On the other hand, the Futureheads could revert to their original approach, ratcheting it up as much as they (or their fans) might want, and the result still wouldn’t pack the surprise of their debut. Better for the band to refine a style than push it to its breaking point. The Chaos is a good step in that direction. Sharing production responsibilities song by song with Youth and David Brewis (of Sunderland homeboys Field Music), the quartet brings some of its early complexity to this album, along with noisier guitars. Most of the songs teem with false stops and starts and abrupt shifts in rhythm and dynamics — none of which ever impedes momentum. “Stop the Noise” and “This Is the Life” are the most rhythmically tricky numbers the group has recorded since its debut, careening through chord and rhythm changes like a gang of kids racing down narrow, twisting corridors without ever missing a step. “The Connector” sounds like a lost Devo classic (“Our world is a circuit board”) until the Futureheads throw in vocal harmonies that the boys from Akron couldn’t match on the best day of their career. “Dart at the Map” combines a similar Devo-esque style with a Beach Boys-worthy chorus.

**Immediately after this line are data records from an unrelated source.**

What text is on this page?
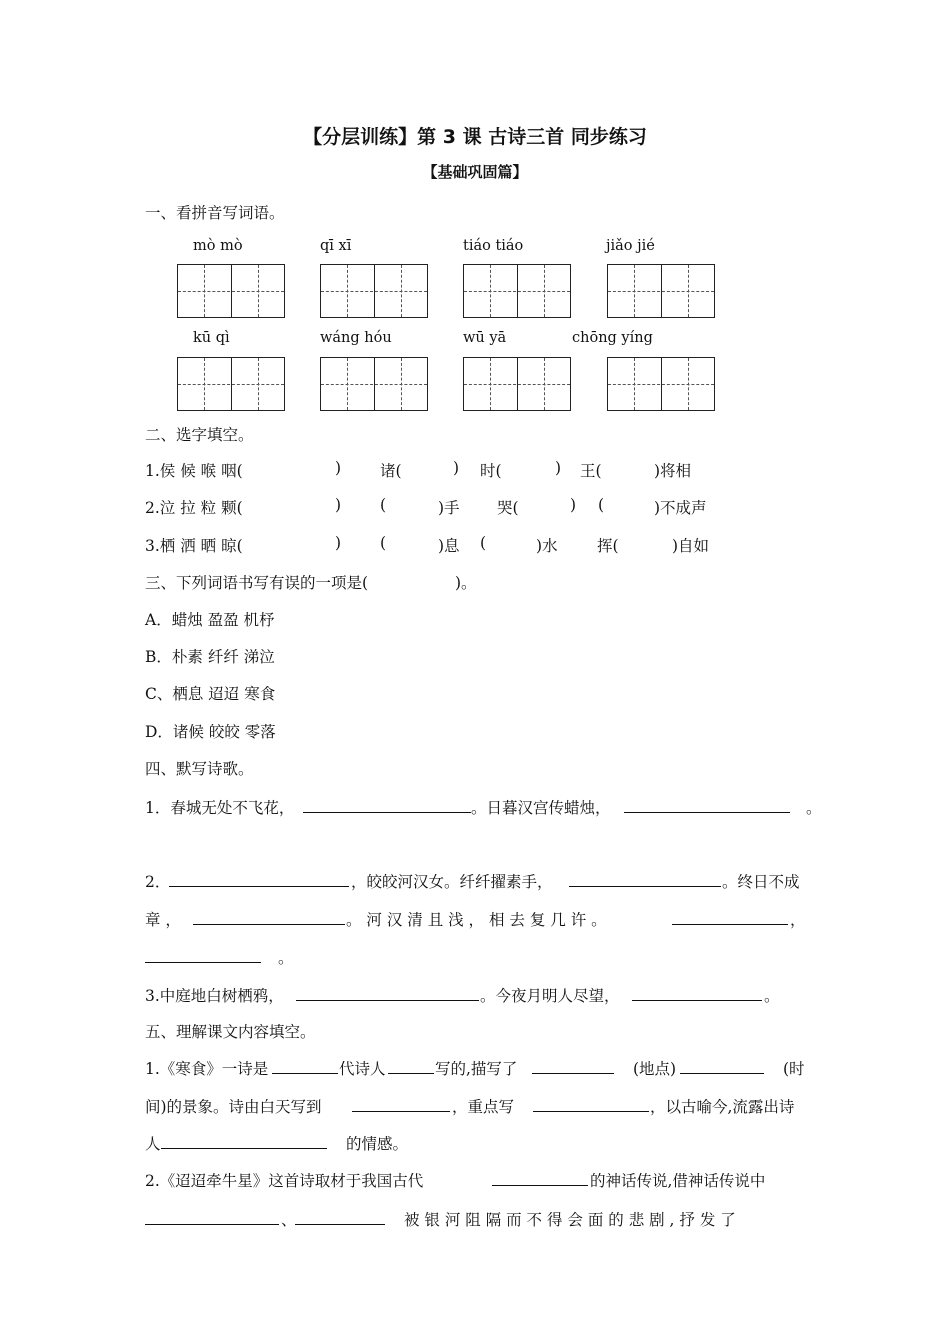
【分层训练】第 3 课 古诗三首 同步练习
【基础巩固篇】
一、看拼音写词语。
mò mò	qī xī	tiáo tiáo	jiǎo jié
kū qì	wáng hóu	wū yā	chōng yíng
二、选字填空。
1.侯 候 喉 咽(	)	诸(	) 时(	) 王(	)将相
2.泣 拉 粒 颗(	)	(	)手 哭(	) (	)不成声
3.栖 洒 晒 晾(	)	(	)息 (	)水	挥(	)自如
三、下列词语书写有误的一项是(	)。
A．蜡烛 盈盈 机杼
B．朴素 纤纤 涕泣
C、栖息 迢迢 寒食
D．诸候 皎皎 零落
四、默写诗歌。
1．春城无处不飞花，	。日暮汉宫传蜡烛，	。
2．	，皎皎河汉女。纤纤擢素手，	。终日不成
章 ，	。 河 汉 清 且 浅 ， 相 去 复 几 许 。	，
。
3.中庭地白树栖鸦，	。今夜月明人尽望，	。
五、理解课文内容填空。
1.《寒食》一诗是	代诗人	写的,描写了	(地点)	(时
间)的景象。诗由白天写到	，重点写	，以古喻今,流露出诗
人	的情感。
2.《迢迢牵牛星》这首诗取材于我国古代	的神话传说,借神话传说中
、	被 银 河 阻 隔 而 不 得 会 面 的 悲 剧 , 抒 发 了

Even the tracks that maintain This Is Not the World‘s Buzzcocks fixation (the singles “Struck Dumb,” “Heartbeat Song” and “I Can Do That” as well as the ominous “Sun Goes Down”) offer a good deal more energy than any of the songs on that CD. The Chaos is a solid, satisfying album from the Futureheads — and a well-placed reminder to fans (and critics) that a band can record its debut album only once.